Die Volkswirtschaft des größten baltischen Landes bekommt die Auswirkungen des russischen Angriffskrieges gegen die Ukraine an verschiedenen Stellen zu spüren. Wie das Kreditinstitut Swedbank berichtet, kommt es zum Teil zu erheblichen Unterbrechungen bei der Versorgung mit Vorleistungsgütern. Das Vertrauen der litauischen Konsumenten ist zudem stark gefallen. Und auch der Rückgang der Exporte nach Russland, Belarus und in die Ukraine macht sich wirtschaftlich bemerkbar.
Laut dem Kreditinstitut hat eine beträchtliche Zahl von ukrainischen Geflüchteten Beschäftigung in Litauen gefunden. Das trägt zumindest zu einer leichten Entspannung des litauischen Fachkräftemangels bei. Die Zahl der offenen Stellen bleibt jedoch hoch. In einer von der Europäischen Kommission beauftragten Unternehmensbefragung gab mehr als jedes fünfte Industrieunternehmen an, dass der Mangel an Arbeitskräften die Produktion einschränkt.
Die Stimmung in Litauens Industrie hat sich im Herbst 2022 merklich verschlechtert. Vor allem der Auftragsrückgang trifft die Firmen. Im 4. Quartal 2022 gab jedes zweite Industrieunternehmen an, dass eine niedrigere Nachfrage die eigene Produktion einschränkt. Das macht sich auch in einer geringeren Kapazitätsauslastung bemerkbar. Die litauischen Unternehmen erwarten jedoch einen leichten Anstieg der eigenen Produktion im 1. Quartal 2023.

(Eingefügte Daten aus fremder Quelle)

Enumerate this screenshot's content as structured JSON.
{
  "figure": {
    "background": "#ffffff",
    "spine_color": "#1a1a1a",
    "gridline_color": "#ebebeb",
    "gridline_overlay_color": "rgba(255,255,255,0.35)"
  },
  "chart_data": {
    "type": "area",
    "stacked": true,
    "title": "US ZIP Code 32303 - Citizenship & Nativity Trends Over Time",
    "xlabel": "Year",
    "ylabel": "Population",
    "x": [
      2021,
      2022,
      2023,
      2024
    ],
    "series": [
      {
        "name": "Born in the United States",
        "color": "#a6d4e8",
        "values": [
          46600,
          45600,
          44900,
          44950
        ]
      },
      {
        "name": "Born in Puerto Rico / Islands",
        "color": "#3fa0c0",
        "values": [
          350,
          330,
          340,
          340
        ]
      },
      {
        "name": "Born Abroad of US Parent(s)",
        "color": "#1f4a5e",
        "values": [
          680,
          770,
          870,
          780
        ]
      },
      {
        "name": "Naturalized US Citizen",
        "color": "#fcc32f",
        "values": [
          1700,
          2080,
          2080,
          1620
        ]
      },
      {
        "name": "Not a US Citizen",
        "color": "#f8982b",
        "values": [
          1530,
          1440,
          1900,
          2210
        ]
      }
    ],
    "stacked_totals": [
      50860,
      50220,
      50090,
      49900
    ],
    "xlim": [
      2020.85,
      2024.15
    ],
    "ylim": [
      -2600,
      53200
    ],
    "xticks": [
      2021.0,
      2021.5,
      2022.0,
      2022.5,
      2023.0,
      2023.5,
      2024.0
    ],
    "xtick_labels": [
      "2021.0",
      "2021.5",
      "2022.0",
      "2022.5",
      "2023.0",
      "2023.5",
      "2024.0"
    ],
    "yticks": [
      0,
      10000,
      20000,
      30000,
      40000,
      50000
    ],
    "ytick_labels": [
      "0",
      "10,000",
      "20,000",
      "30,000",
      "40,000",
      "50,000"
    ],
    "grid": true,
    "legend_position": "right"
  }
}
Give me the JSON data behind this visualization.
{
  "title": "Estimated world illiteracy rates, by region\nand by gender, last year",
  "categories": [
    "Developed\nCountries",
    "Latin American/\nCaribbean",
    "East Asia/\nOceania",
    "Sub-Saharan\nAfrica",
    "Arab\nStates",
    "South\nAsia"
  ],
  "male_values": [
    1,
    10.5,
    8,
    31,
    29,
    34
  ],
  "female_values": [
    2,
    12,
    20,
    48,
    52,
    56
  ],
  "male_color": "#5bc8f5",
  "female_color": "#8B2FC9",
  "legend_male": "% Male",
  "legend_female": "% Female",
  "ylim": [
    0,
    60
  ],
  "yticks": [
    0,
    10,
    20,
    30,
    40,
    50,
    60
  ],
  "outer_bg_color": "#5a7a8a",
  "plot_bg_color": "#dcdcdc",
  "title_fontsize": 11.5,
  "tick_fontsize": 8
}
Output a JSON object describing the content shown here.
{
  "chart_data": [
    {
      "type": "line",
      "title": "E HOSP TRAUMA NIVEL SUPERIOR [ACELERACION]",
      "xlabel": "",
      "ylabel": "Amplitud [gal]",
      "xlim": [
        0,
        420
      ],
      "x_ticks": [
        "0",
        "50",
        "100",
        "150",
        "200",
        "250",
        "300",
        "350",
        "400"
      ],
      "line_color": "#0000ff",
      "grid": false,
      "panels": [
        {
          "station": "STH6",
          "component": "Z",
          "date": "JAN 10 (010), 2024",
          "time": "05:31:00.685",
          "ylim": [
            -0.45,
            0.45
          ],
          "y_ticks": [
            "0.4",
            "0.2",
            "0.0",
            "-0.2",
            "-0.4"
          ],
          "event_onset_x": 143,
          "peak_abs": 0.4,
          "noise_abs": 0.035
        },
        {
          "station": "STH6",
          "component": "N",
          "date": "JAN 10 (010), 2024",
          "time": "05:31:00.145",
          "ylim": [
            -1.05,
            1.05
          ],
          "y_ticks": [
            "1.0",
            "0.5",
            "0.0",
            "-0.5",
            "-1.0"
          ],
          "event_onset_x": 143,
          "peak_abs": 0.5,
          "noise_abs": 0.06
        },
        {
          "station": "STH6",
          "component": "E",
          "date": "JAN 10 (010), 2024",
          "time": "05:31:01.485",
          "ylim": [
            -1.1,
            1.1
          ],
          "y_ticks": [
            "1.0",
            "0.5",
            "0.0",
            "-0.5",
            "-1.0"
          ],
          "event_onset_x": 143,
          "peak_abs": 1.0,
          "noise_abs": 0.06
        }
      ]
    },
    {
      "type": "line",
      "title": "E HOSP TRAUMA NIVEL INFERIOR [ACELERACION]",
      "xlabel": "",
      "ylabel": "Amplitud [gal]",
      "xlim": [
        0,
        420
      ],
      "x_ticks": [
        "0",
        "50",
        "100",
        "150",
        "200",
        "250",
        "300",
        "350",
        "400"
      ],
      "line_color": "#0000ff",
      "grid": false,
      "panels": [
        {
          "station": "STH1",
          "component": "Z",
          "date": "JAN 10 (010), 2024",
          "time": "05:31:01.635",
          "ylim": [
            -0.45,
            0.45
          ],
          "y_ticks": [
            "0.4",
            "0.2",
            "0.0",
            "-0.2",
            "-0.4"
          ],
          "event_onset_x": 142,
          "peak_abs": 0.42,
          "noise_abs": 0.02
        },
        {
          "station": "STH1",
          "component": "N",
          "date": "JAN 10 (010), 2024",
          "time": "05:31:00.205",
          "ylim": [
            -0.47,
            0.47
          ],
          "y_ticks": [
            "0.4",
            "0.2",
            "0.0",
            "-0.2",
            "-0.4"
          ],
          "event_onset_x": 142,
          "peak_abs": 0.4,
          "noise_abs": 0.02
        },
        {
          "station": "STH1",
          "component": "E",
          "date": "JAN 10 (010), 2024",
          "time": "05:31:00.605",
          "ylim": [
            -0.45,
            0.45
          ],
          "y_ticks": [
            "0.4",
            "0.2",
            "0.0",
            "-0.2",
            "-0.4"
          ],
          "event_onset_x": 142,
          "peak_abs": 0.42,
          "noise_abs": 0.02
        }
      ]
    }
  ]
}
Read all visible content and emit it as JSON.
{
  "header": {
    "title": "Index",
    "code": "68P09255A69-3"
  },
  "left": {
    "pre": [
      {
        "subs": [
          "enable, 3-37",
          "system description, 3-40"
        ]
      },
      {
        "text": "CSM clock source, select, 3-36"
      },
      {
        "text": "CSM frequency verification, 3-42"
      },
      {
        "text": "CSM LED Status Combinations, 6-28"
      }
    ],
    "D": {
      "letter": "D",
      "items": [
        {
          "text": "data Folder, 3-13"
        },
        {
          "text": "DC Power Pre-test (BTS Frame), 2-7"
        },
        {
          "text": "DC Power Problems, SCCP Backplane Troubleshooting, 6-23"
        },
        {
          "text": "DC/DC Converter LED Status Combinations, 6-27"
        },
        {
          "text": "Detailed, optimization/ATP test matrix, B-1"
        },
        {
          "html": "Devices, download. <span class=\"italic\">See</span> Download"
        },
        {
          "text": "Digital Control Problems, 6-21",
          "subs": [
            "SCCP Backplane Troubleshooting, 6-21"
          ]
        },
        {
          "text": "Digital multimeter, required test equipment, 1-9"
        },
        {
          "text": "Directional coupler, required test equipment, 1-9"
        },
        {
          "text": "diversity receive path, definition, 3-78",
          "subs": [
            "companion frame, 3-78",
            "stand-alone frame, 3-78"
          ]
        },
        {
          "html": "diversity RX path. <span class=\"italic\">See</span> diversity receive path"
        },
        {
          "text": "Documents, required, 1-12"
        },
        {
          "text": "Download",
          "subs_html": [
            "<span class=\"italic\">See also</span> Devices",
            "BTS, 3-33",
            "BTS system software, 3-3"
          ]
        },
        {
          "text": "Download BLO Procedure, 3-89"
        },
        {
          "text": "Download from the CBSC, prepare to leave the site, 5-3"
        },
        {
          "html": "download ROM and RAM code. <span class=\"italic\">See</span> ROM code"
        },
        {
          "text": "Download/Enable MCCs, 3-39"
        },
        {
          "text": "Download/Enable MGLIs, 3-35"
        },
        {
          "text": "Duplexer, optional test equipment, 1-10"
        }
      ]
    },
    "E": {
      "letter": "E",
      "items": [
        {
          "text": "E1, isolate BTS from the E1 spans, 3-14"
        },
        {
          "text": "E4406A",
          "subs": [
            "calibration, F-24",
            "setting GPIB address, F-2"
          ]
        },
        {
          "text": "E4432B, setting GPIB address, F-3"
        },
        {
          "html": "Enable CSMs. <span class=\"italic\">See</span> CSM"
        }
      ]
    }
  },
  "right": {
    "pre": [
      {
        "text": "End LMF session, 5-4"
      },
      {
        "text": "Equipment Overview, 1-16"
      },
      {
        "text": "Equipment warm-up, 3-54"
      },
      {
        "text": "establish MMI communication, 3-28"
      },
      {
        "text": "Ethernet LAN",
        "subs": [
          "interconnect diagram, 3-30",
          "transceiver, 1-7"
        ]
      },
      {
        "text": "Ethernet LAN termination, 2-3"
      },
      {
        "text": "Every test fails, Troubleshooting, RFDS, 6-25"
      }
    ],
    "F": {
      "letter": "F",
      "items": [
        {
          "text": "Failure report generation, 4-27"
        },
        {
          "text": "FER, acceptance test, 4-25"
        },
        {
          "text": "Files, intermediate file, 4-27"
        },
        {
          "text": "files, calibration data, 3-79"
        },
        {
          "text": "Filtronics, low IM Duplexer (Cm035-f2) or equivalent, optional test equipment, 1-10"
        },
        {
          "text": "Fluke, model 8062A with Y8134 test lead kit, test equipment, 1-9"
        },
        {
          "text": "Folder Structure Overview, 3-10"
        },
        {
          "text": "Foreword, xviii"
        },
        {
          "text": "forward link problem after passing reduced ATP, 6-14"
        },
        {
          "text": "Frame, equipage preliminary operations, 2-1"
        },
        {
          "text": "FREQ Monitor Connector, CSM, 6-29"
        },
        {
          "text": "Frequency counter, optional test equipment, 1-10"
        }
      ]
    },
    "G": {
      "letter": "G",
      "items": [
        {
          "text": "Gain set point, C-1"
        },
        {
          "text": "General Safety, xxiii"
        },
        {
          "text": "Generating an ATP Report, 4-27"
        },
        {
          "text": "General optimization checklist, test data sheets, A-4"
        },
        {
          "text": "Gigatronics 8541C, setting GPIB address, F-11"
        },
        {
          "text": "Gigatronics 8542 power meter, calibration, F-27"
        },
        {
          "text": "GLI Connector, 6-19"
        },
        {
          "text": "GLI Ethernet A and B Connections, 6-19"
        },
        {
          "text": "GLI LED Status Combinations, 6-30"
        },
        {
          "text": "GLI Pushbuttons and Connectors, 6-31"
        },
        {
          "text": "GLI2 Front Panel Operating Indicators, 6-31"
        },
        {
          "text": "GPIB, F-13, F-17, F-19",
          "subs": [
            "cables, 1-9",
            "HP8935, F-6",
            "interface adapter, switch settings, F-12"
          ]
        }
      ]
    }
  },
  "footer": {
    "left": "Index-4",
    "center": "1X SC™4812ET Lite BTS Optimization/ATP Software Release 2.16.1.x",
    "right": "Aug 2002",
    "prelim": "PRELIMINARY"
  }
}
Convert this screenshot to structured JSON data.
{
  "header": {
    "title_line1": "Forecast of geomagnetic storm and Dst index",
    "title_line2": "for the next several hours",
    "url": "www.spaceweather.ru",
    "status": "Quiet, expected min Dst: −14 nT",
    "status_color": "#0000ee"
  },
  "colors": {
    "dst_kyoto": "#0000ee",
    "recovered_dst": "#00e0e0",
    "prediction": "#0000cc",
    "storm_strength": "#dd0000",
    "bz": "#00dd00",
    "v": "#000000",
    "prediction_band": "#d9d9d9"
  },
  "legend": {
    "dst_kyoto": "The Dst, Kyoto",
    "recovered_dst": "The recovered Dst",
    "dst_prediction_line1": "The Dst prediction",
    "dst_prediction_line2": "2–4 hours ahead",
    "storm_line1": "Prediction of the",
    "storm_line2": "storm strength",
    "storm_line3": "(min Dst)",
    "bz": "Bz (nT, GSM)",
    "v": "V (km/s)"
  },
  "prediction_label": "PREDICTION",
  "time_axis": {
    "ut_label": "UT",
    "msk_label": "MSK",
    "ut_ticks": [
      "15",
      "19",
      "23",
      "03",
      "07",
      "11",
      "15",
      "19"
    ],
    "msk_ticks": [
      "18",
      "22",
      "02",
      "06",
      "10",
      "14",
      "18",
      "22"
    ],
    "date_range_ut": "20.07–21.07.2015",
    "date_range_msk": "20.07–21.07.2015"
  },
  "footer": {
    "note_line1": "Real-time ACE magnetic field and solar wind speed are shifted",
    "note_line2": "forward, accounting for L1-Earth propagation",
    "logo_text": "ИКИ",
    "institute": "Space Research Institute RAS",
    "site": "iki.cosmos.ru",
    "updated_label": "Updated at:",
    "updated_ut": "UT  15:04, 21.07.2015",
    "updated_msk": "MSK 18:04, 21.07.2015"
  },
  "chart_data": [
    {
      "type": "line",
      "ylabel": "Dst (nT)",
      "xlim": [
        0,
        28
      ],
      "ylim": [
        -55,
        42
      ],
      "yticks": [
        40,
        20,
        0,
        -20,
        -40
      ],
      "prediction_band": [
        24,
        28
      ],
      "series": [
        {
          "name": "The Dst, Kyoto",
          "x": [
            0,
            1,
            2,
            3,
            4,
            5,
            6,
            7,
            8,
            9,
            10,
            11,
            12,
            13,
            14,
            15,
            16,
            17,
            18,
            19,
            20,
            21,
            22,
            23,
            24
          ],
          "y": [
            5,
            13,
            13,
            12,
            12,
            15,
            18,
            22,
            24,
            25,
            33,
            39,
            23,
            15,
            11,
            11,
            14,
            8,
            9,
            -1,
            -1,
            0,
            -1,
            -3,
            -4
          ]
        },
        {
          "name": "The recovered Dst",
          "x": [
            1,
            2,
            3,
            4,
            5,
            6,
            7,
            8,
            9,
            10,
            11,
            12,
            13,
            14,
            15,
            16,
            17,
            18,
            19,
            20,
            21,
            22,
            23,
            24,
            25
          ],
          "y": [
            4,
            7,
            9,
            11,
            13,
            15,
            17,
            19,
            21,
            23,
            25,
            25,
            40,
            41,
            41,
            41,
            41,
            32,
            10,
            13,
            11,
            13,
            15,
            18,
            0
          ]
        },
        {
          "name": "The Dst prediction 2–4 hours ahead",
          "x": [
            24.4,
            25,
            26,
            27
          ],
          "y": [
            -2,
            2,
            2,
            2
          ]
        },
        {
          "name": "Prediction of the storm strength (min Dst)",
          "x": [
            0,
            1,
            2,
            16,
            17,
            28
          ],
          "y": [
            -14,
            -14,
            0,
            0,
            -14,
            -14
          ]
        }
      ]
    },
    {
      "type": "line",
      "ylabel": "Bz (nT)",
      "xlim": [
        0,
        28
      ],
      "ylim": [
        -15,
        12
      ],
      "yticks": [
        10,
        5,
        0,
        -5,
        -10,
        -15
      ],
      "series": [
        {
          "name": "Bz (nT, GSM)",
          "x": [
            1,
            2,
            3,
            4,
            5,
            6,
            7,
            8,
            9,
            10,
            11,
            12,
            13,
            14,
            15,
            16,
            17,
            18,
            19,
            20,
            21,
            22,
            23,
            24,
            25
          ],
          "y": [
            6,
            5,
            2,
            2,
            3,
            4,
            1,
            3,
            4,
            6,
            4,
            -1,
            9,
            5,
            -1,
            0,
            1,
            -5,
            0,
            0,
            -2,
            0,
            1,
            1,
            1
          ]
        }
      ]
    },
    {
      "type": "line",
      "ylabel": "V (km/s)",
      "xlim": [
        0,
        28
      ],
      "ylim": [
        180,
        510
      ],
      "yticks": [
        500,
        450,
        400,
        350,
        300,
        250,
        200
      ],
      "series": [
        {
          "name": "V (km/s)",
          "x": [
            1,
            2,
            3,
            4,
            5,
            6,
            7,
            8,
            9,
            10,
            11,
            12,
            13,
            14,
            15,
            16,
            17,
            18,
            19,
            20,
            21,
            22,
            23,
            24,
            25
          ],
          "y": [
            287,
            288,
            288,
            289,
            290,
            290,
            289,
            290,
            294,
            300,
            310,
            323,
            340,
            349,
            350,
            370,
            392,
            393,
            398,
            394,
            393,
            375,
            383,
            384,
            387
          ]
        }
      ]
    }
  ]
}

Indikator | 2020 | 2021 | Vergleichsdaten Deutschland 2021 |
---|---|---|---|
BIP (nominal, Mrd. Euro) | 49,8 | 56,2 | 3.602 |
BIP pro Kopf (Euro) | 17.810 | 20.000 | 43.292 |
Bevölkerung (Mio.) | 2,8 | 2,8 | 83,2 |
Litauen wird 2022 einen Zuwachs der Verbraucherpreise um etwa 19 Prozent verzeichnen. Den Höhepunkt erreichte die Inflation im September 2022 mit einem Anstieg im Jahresvergleich um 22,5 Prozent. 2023 dürften die Verbraucherpreise weiterhin kräftig zulegen. Die Inflationsraten sollen allerdings geringer ausfallen als 2022. So erwartet die Europäische Kommission für das Gesamtjahr 2023 einen Zuwachs um 9,1 Prozent.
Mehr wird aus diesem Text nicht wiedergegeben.